A la lecture des traités, tout
paraît simple d’exécution dans le terrain ! Ce n’est pas le cas. Les
titres de propriété des uns et des autres sont au mieux imprécis, soit confus,
soit falsifiés et le voile des siècles ne rend pas ces témoignages écrits plus
clairs. Les commissaires pour la démarcation et les ingénieurs topographes,
chargé de l’abornement de la frontière franco-vaudoise,
de 1816 à 1825 et de 1862 à 1863 auront encore, ainsi que leurs prédécesseurs[7],
toutes les peines du monde à statuer !
Intentions commerciales et
naissance d’un différend de frontière.
Depuis 1766, à l’instigation de Choiseul encouragé par Voltaire et dans
l’intention de porter atteinte à l’économie genevoise[8], la France a le projet d'exécuter la construction d'une nouvelle ville et d'un port
à Versoix[9] :
cette commune est une enclave française entre les cantons de Vaud et Genève. La
France souhaite disposer d’un entrepôt indépendant[10]
sur le lac Léman[11],
en lien direct avec Gex. Les divers passages du Jura et du Valais ayant été
reconnus, cette voie commerciale a paru la plus favorable pour relier la France[12],
par le Valais, à Milan. Le val des Dappes, restant le chemin le plus court :
l’affaire du val des Dappes est née et ne cessera pas d’alimenter les échanges
diplomatiques en rapports et lettres.
En 1797, le Directoire français demanda aux autorités bernoises la
cession d'une portion de territoire près des Rousses, pour la construction
d'une route sur Versoix. La réponse de
Berne fut évasive. Le 14 mai 1797, Bonaparte, général en chef de l'armée
d'Italie, déclara dans une lettre que la situation politique de la Lombardie
avec la France exigeait que l'on songeât sans délai, à obtenir le droit de passage
par le Valais, afin de pouvoir arriver à Versoix par la vallée du Rhône et le
lac Léman. L'invasion[13]
française coupa court à toute délibération des États confédérés : en avril
1798, Genève est réuni à la France, la Savoie ayant subi le même sort en 1792.

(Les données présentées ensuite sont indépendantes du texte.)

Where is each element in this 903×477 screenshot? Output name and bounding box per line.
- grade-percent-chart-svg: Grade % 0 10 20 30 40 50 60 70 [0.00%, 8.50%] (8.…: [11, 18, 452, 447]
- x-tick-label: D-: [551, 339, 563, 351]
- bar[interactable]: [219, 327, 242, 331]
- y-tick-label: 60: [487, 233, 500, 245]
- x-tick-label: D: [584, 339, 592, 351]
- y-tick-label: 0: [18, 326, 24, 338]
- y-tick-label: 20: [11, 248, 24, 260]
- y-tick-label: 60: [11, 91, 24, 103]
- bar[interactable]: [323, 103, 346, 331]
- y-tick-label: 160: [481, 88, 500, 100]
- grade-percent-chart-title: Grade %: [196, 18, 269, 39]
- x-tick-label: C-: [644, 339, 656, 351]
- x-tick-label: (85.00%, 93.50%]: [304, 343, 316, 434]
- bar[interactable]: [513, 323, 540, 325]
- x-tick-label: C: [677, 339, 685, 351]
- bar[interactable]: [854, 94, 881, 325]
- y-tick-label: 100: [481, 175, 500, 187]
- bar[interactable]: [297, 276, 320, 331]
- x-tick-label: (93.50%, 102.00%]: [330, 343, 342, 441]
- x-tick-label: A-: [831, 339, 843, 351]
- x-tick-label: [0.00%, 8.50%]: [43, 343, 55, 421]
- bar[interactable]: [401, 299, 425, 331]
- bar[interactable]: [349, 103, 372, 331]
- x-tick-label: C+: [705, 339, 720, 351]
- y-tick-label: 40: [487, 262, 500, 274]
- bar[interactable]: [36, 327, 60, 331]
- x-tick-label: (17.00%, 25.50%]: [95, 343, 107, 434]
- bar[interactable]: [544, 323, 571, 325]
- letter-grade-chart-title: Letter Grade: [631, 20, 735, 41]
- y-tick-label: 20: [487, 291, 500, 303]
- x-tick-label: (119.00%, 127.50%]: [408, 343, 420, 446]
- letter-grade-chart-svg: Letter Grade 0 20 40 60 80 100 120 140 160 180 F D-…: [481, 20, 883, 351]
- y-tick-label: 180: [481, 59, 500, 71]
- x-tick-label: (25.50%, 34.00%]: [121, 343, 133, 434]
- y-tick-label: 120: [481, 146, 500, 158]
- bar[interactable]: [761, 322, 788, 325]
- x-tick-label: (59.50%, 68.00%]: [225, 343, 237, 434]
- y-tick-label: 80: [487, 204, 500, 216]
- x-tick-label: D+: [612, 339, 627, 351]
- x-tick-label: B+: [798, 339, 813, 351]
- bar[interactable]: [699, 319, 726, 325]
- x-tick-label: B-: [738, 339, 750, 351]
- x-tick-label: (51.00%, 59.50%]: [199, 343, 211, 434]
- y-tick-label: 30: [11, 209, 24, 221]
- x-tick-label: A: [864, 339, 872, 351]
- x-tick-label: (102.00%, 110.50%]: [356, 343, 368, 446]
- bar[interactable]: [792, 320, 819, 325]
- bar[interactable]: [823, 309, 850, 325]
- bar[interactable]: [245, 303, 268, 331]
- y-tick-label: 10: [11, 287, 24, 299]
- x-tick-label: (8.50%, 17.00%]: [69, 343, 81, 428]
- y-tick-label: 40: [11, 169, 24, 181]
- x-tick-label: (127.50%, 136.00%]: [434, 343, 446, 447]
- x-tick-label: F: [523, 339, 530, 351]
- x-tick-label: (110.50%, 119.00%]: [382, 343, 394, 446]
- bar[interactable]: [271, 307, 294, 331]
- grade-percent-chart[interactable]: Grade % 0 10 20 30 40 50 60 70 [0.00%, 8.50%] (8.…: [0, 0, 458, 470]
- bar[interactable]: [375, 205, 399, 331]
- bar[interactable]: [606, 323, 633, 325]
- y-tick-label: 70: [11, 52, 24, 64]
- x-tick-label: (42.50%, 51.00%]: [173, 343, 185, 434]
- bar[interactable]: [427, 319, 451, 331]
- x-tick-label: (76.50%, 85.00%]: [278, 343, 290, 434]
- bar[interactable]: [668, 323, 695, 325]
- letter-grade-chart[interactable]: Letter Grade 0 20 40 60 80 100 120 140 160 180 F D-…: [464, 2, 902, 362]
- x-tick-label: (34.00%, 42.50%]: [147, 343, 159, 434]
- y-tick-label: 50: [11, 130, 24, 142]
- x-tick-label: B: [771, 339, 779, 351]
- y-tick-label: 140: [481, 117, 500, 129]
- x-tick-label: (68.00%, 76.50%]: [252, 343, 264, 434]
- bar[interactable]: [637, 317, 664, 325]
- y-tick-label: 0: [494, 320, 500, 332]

Ainsi, la France se trouve en possession de la rive méridionale du lac Léman et
de la rive septentrionale[14]
de Genève à Versoix.
Napoléon, ayant démontré que
la géographie est utile à la guerre, a pesé l’importance de ce petit territoire.
Pour communiquer avec ces nouvelles possessions, la traversée du territoire
suisse était nécessaire sur une longueur de six à sept lieues. Ouvrir une route
au commerce entre la ville de Genève et l'intérieur de la France prenait une
importance prioritaire : raccourcir le trajet de 4 heures de marche et libérer
des taxes des douanes étaient les deux objectifs premiers. Mais en plus militairement,
la route de Paris à Milan par le Simplon devait servir continuellement au
passage des troupes et des convois, sans devoir traverser un territoire
étranger quoique soumis.
Obtenir de la Suisse la
cession du rentrant vaudois formé par le Mont des Tuffes et la vallée des
Dappes à la France présentait un impératif à la fois économique et militaire. (carte1 ci-dessous)
Une transaction
territoriale partiellement non aboutie
La Suisse possède un nouveau
gouvernement, dévolu à Napoléon. La demande de la cession du val des Dappes est
accordée aux prix de laborieuses discussions car la France[15]
ne comprend pas la prépondérance des autorités cantonales sur une autorité
helvétique qui normalement n’existe que pour les relations extérieures et reste
sans droit supérieur sur les affaires intérieures des cantons.
Dans ce contexte, par décret
du 11 août 1802, le Sénat de la République helvétique cède le val de Dappes à
la France à la condition que cette cession soit compensée au canton de Vaud.
Cette compensation coûte peu à la France puisqu’elle lui cède la commune
genevoise de Céligny, une enclave en terre vaudoise. Toutefois, suite à des
négociations entre le canton de Berne et la France, cette compensation ne se réalisera
pas. Nous sommes à l’origine, la plus récente, de ce différend.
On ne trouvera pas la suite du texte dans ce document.